Data Science and Machine Learning. With Java?

Data Science and Machine Learning. With Java?

This note has been compiled in part from the webinar Data Science & Machine Learning in Java, presented by Simon Ritter, Deputy CTO of Azul Systems. Any errors, however, are wholly mine.

In this blog, I outline briefly:

-      Common Applications of Data Science

-      Definitions: Machine learning, deep learning, data engineering and data science

-      Why Java for data science workflows, for both production and research.

Common Applications of Data Science

The blogosphere is full of descriptions about how data science and “AI’ is changing the world. This table references some key applications.

No alt text provided for this image

These applications outlined are largely not new, nor are "AI" algorithms like neural networks. However, increasingly commoditized, flexible and cheaper hardware with readily available algorithms and APIs have lowered barriers to data-compute intensive approaches common to data science, making the use of "AI" algorithms much more straightforward.

Key Definitions: Machine Learning, Data Science, etc

For practitioners, definitions are well understood. For those less familiar and curious, here are some quick definitions and introductions to baseline everyone.

At their heart, data science workflows transform data, from heterogenous sources of information, through models and learning, to derive information from which “useful” decisions can be expedited. Decisions may be automated (e.g. an online search or a retail credit fraud check) or inform human decisions (e.g. portfolio manager investment decisions or a complex corporate lending negotiation).

No alt text provided for this image

Some see a distinction between Data Science and Data Engineering, but both serve two sides of the same coin, as U2 put it once, “we’re one but we’re not the same.” I was recently pointed to this table, which I adjusted a tad below and I’d argue that developers/DevOps should be called out too as a distinct column.

No alt text provided for this image

In the same article, a commentator observed:

"Most cloud-native-type companies need five data engineers for each data scientist to get the data into the form and location needed for good data science," said Jason Preszler, head data scientist at Karat, a technical hiring service. "Without both roles, the data [that] companies are easily collecting is just sitting around or underutilized."

I’ve seen exceptional domain-specialists-come-data scientists also be CTO-like unicorns, bridging the gap between algorithm, implementation and business insight. I've also seen enterprise architects and CTOs, particularly those gifted with both soft skills and AI-focused STEM PhDs, drive algorithmic research, a chance perhaps to relive their university days. Their direction in turn helps specialists deploy individual tasks, such as algorithms and research, data munging and warehousing, software and application development right through to business-level reporting and, if applicable, automated activity execution.

Now let’s briefly examine some key algorithmic terminologies, important because we’ll return to them later in the article when exploring emerging Java capabilities:

Machine Learning: "The field of study that gives computers the ability to learn without being explicitly programmed” - Arthur Samuel (1959)

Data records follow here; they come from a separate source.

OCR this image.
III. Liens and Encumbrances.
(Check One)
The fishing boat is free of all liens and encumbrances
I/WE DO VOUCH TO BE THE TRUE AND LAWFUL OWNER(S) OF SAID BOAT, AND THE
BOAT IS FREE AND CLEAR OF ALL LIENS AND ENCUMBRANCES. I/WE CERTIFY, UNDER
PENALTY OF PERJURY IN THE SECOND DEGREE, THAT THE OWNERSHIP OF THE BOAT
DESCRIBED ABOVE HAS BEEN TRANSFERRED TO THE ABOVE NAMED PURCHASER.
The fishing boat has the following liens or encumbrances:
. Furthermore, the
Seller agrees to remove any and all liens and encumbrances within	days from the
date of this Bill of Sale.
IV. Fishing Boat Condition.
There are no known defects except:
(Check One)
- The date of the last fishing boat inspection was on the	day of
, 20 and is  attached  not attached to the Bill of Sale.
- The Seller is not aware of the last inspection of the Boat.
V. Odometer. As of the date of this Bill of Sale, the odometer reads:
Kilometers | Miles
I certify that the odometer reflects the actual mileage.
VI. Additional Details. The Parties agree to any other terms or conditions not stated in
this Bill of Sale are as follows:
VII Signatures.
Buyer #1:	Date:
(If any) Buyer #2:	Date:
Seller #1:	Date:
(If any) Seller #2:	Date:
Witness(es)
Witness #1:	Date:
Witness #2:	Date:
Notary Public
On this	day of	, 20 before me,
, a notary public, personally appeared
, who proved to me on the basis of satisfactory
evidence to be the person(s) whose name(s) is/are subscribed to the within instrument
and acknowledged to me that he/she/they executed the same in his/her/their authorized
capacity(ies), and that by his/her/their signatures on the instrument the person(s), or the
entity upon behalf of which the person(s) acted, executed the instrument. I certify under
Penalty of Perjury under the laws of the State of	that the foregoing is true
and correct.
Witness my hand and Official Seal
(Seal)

The field subdivides in multiple ways.

Machine Learning itself uses labeled training data to predict future values, essentially learn from example. Supervised (which trains a model on known inputs and outputs) and unsupervised learning (finds hidden patterns or intrinsic structures in input data) can both apply.

In deep learning, a computer model learns to perform classification tasks directly from images, text, signals or sound. Models are trained by using a large set of labeled data and neural network architectures that contain many layers, like below. 

No alt text provided for this image

Among various deep learning algorithms, I’ve interacted with two in my professional life

  • Convolutional neural networks which extracted image features, in my case cars in out-of-town car parks/malls from satellite images, forming the basis of an "alternative" RetailWatch car count data-set to give daily insights into retail performance.
  • I showed demos using Long-Short-Term Memory Nets to drive sentiment classification from news, tweets and earnings announcements to underpin alternative data-driven trading strategies.

Reinforcement Learning: This approach utilizes a human-like trial and error “agent-based” approach to reinforce paths that work and discard paths that don’t. Such approaches are popular in search, retail and trading strategies, as they can mimic complex human behavior. They are also applied in ADAS (Advanced-Driver Assistance Systems) applications, intersecting well with the human-machine interface on which such systems depend.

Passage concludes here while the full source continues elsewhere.